Particularmente desagradável e excessivo é o massacre sem trégua, durante o filme inteiro, da jovem, inocente e bela Inês, personagem interpretada pela apetecível Natalie Portman. Presa e torturada pela Inquisição por não gostar de porco – o que para a jurisprudência viciada desse tribunal eclesiástico constituía prova de prática de rituais judaicos – a pobre moça é ainda abusada pelo infame Lorenzo numa sórdida enxovia, onde é deixada apodrecendo por quinze anos. Quando todos os prisioneiros da Inquisição são libertados pelos franceses, Inês, reduzida a um trapo humano, sai da masmorra apenas para descobrir que as mesmas tropas que lhe deram liberdade mataram toda a sua família, e para ser aprisionada de novo, desta vez num hospício, pelo mesmo Lorenzo – agora mais republicano que Robespierre –, sem jamais reencontrar a filha cujo pai era o ex-padre. E o pior de tudo é que a infeliz continua apaixonada até o fim pelo miserável que a destruiu. Inês lembra um pouco Ana, de Ana e os Lobos, estuprada e assassinada por três homens que representam os poderes opressores da Espanha de Franco. Inês – cujo nome em latim quer dizer “cordeiro” – é a Espanha, eternamente apaixonada por seus opressores.

Mais uma metáfora: Goya fica surdo a partir da segunda metade do filme, quando o país luta para se livrar dos invasores franceses. Se a mulher espanhola ama quem a “fode”, o homem espanhol não escuta à voz da razão.

Curioso também que, quando os ingleses expulsam os franceses da Espanha – e a filha de Inês, Alicia, que havia se tornado prostituta, acaba como a nova amante de Wellington – é restaurada não só a decadente monarquia espanhola, na pessoa do incompetente Fernando VII, mas também a execrável Inquisição. Ora, foram justamente os historiadores ingleses, desde os conflitos entre Inglaterra e Espanha no século XVII, que pintaram a Inquisição espanhola com as tintas diabólicas que até hoje não se desbotaram. Pois antes de se tornar mero instrumento de terror e poder, esse tribunal chegou a servir à Justiça, cujo conceito era bem diferente do que conhecemos hoje.

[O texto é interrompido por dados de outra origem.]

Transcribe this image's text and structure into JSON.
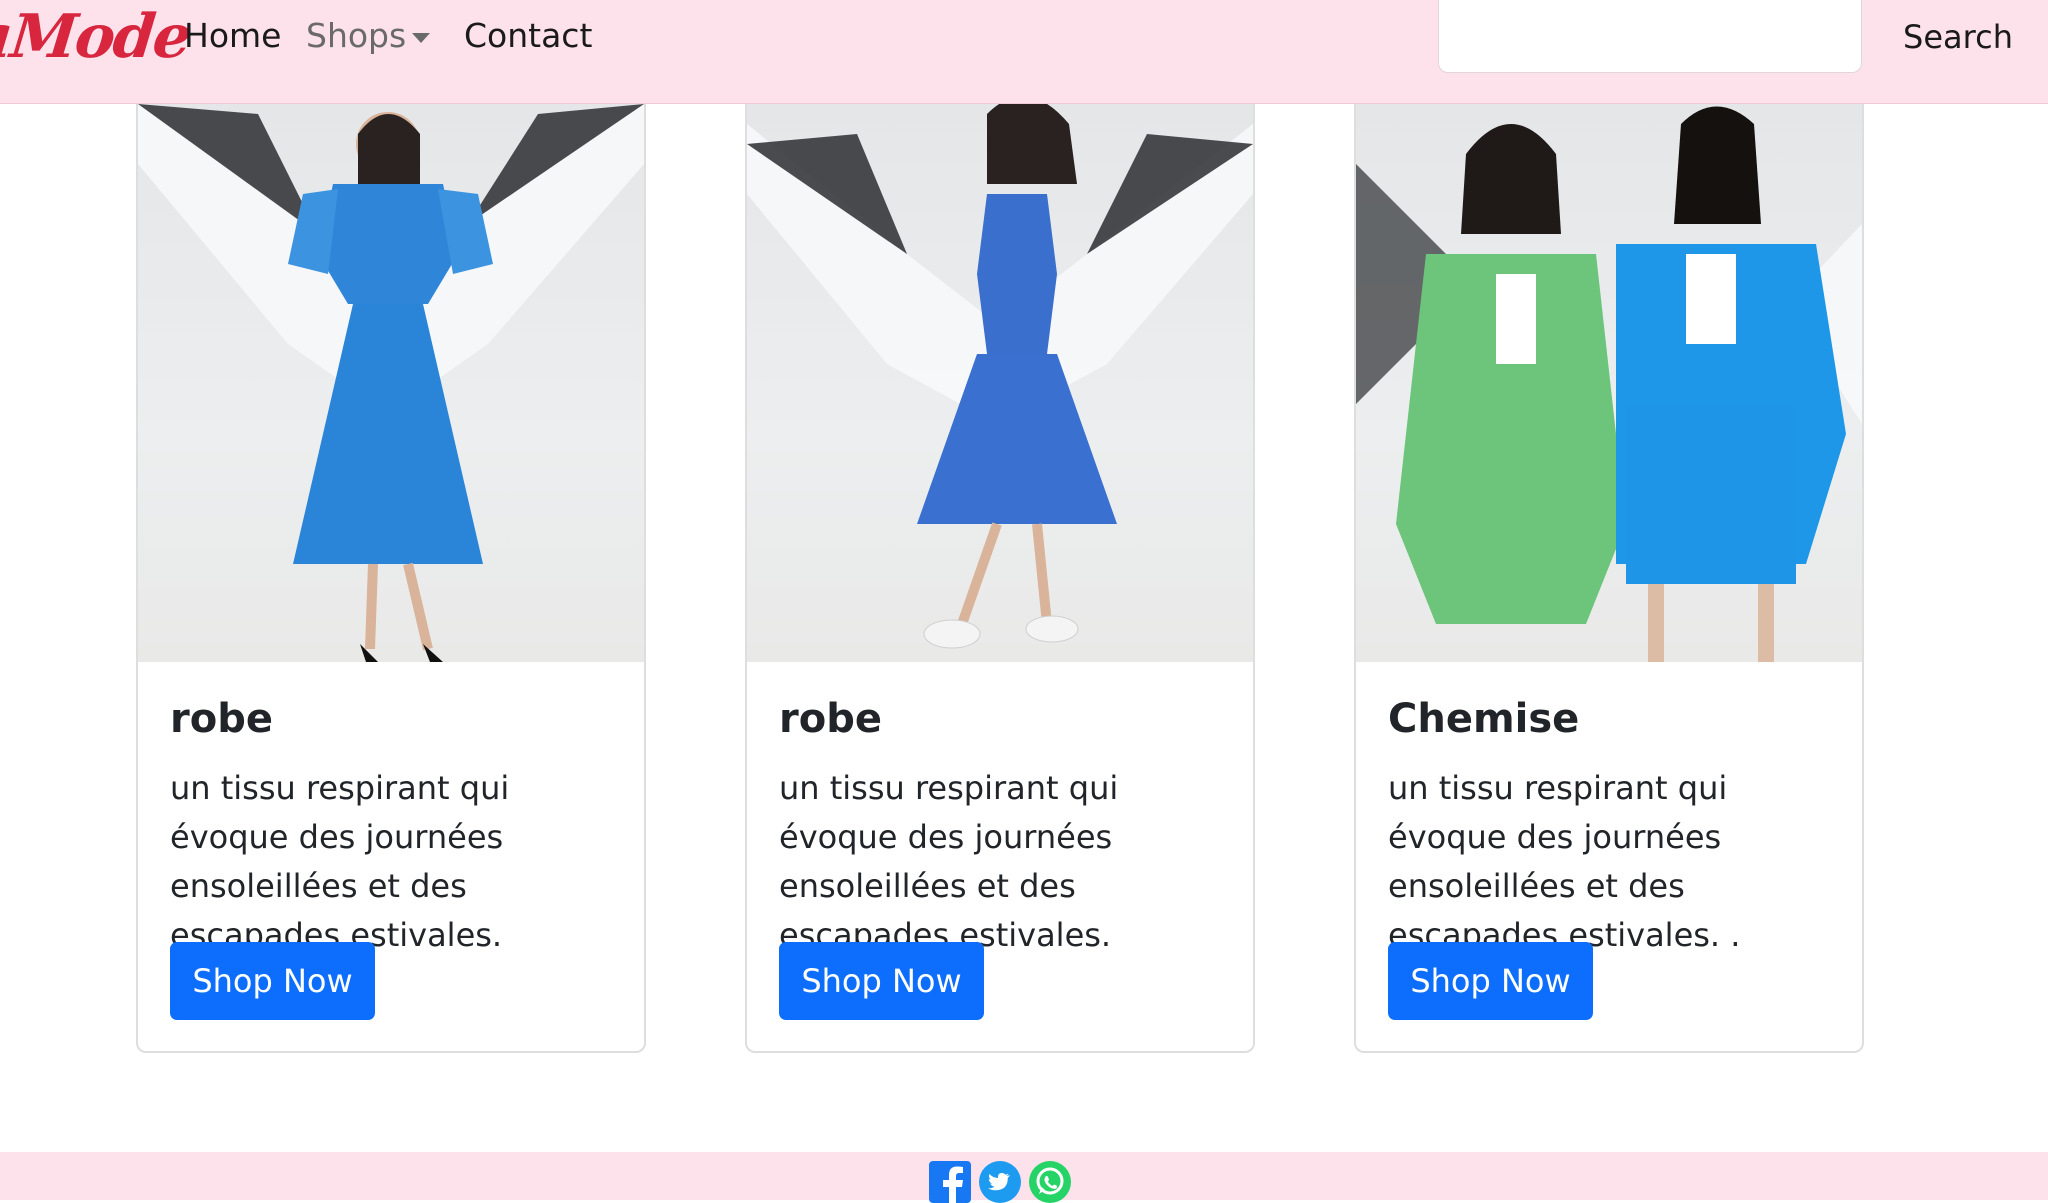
{
  "nav": {
    "brand": "aMode",
    "links": [
      "Home",
      "Shops",
      "Contact"
    ],
    "search_placeholder": "",
    "search_label": "Search"
  },
  "cards": [
    {
      "title": "robe",
      "text": "un tissu respirant qui évoque des journées ensoleillées et des escapades estivales.",
      "button": "Shop Now"
    },
    {
      "title": "robe",
      "text": "un tissu respirant qui évoque des journées ensoleillées et des escapades estivales.",
      "button": "Shop Now"
    },
    {
      "title": "Chemise",
      "text": "un tissu respirant qui évoque des journées ensoleillées et des escapades estivales. .",
      "button": "Shop Now"
    }
  ],
  "footer": {
    "icons": [
      "facebook-icon",
      "twitter-icon",
      "whatsapp-icon"
    ]
  },
  "colors": {
    "navbar_bg": "#fde2ec",
    "brand": "#d8263f",
    "primary_button": "#0d6efd",
    "facebook": "#1877f2",
    "twitter": "#1d9bf0",
    "whatsapp": "#25d366"
  }
}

Se Fantasmas de Goya funciona melhor como História que como Cinema, é preciso observar que o drama de Inês é historicamente improvável. A perseguição da Inquisição aos marranos ricos – e Inês, no filme, é de família rica – tinha propósitos pecuniários bem como teológicos. Quando um infeliz era acusado de heresia e, sob tortura, confessava sê-lo, o interrogatório da Inquisição procurava fazer com que toda a família fosse implicada também, pois os bens dos “hereges” eram confiscados pelo sinistro tribunal. Ora, isso não acontece no filme, embora Bilbatúa, o pai de Inês, fosse rico e descendente de judeus; ele seria, na verdade, uma presa muito mais atraente para a cobiça inquisitorial do que a sua filha.

Condenada juntamente com o pai e o noivo, Branca Dias, da ótima peça de Dias Gomes O Santo Inquérito, é uma vítima da Inquisição muito mais plausível e convincente do que a Inês interpretada pela judia Portman e dirigida pelo filho de vítimas de Auschwitz Forman. Dominada pelo lobby judaico, Hollywood tem mania de exagerar nos paralelos entre a Inquisição e o Holocausto, coisas completamente diferentes.